This is actually a more complicated question for larger files than it is for many small files. For many small files my general solution is to use xargs or parallel to farm out the smaller jobs.
For example, say I want to find all .gz files that contain the word "ubuntuforums".
The slow way (this runs zgrep on each .gz file found):
Code:
find . -name "*.gz" -exec zgrep -l "ubuntuforums" {} \;
But since I don't care about the order of the returned list I can use xargs to do things in your case about twice as fast:
Code:
find . -name "*.gz" | xargs -P 2 -n 10 zgrep -l "ubuntuforums"
This splits the list of .gz files into chunks of 10 and starts two different instances of zgrep passing 10 files to each, when an instance of zgrep finishes it starts a new one. The OS will take care of putting one on each core.

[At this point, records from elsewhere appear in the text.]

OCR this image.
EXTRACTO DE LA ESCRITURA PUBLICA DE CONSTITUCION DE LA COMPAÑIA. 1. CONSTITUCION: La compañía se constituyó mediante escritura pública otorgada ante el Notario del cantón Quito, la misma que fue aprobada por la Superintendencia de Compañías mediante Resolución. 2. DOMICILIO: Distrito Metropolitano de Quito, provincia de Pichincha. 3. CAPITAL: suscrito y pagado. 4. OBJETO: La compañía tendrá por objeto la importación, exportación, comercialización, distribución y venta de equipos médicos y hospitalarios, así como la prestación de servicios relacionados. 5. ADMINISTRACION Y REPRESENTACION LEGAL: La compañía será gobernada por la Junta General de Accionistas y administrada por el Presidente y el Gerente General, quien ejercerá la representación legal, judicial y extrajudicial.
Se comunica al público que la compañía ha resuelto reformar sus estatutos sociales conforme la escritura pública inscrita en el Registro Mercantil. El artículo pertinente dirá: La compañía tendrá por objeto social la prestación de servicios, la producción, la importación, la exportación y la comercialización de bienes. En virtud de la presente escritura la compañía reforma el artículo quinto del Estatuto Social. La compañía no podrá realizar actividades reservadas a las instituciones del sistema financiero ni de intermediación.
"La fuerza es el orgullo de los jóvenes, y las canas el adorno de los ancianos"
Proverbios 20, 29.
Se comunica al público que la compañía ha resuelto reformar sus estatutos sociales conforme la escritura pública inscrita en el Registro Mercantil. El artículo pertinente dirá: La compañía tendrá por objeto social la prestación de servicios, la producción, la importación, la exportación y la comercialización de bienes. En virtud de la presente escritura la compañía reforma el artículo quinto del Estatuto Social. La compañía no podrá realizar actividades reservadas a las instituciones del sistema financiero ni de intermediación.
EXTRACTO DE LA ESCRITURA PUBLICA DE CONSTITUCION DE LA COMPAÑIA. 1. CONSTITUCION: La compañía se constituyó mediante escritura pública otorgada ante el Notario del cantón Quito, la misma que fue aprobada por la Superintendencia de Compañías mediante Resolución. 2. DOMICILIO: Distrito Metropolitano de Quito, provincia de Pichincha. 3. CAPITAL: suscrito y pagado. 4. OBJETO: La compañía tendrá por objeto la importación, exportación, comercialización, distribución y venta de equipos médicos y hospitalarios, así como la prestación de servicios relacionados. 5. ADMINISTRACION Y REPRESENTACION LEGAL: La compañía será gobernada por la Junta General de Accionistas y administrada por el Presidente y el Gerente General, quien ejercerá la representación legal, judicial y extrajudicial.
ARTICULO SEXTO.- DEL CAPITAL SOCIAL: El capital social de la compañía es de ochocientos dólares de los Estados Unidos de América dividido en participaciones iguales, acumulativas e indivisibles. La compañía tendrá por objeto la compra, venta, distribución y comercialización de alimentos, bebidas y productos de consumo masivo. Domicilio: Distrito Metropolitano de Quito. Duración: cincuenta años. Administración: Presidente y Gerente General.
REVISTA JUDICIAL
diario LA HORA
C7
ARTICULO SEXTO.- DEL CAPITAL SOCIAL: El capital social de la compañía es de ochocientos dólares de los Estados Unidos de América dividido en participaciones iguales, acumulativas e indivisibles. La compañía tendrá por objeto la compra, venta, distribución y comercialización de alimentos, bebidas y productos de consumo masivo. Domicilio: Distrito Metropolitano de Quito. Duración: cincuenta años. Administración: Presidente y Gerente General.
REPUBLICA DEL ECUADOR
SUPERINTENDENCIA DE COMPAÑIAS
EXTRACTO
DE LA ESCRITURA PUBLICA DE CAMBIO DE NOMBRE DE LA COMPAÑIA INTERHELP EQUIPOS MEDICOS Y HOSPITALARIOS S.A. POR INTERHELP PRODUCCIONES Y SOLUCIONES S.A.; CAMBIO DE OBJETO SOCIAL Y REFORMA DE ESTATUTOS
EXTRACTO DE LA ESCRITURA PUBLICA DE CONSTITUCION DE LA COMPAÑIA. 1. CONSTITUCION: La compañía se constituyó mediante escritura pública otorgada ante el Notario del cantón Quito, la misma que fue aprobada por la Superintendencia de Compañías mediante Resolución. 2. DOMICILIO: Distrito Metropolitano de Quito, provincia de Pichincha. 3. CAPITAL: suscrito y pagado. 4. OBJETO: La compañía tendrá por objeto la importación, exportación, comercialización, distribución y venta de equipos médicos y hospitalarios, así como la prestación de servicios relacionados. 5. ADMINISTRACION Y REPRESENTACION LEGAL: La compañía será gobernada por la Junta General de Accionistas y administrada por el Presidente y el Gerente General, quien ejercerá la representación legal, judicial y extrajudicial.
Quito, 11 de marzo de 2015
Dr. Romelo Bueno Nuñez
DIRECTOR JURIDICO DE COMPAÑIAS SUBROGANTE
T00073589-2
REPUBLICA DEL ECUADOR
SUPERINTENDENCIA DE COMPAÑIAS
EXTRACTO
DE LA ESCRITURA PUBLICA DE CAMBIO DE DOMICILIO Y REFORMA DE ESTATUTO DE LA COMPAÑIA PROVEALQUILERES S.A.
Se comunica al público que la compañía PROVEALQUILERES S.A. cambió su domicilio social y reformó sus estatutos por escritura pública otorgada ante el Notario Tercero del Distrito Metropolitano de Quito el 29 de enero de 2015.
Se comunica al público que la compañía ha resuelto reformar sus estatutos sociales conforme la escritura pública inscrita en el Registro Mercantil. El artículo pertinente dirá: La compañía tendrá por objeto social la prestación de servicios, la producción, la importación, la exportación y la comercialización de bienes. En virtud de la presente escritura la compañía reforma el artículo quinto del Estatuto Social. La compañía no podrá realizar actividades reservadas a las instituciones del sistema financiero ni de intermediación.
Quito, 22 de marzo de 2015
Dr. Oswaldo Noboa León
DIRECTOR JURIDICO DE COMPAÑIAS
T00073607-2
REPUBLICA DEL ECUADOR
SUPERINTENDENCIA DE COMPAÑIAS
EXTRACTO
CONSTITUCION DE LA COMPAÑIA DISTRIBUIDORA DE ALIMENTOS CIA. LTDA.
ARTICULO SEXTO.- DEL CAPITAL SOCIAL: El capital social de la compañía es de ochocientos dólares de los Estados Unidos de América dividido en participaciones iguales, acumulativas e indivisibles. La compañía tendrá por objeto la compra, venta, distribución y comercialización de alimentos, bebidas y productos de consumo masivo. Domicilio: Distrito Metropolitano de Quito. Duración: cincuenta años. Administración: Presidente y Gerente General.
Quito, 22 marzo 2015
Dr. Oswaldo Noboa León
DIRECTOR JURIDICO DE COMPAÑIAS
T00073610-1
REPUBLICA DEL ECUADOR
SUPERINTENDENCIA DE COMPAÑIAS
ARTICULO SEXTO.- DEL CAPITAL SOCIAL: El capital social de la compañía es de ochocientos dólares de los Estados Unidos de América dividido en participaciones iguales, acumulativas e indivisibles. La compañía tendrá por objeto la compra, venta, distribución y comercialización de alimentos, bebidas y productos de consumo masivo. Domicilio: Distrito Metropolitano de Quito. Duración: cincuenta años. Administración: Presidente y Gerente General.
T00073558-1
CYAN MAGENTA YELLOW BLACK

And finally you can use parallel to accomplish the same:
Code:
parallel zgrep -l "ubuntuforums" -- `find . -name "*.gz"`
Parallel is cool in that it determines how many jobs to start. It processes each argument individually (at least by default).
If you're running a script on a large file you could plausibly split the file in two and run the command on each half and then combine the results. But that sounds like it's going to involve trading your old problem (slow) for a new one (how to combine results from the two halves of the file run separately). If you're thinking of something like image processing, the software has to be written in such a way as to take advantage of multiple cores, there's no way to split processes across multiple cores. So short of getting your hands dirty (as in absolutely filthy, disassembling and reassembling the program) there's no easy way.
And the simple answer to your second question, there's nothing wrong with making all your cores to work. Your fan might spin up pretty high, but it shouldn't be an issue.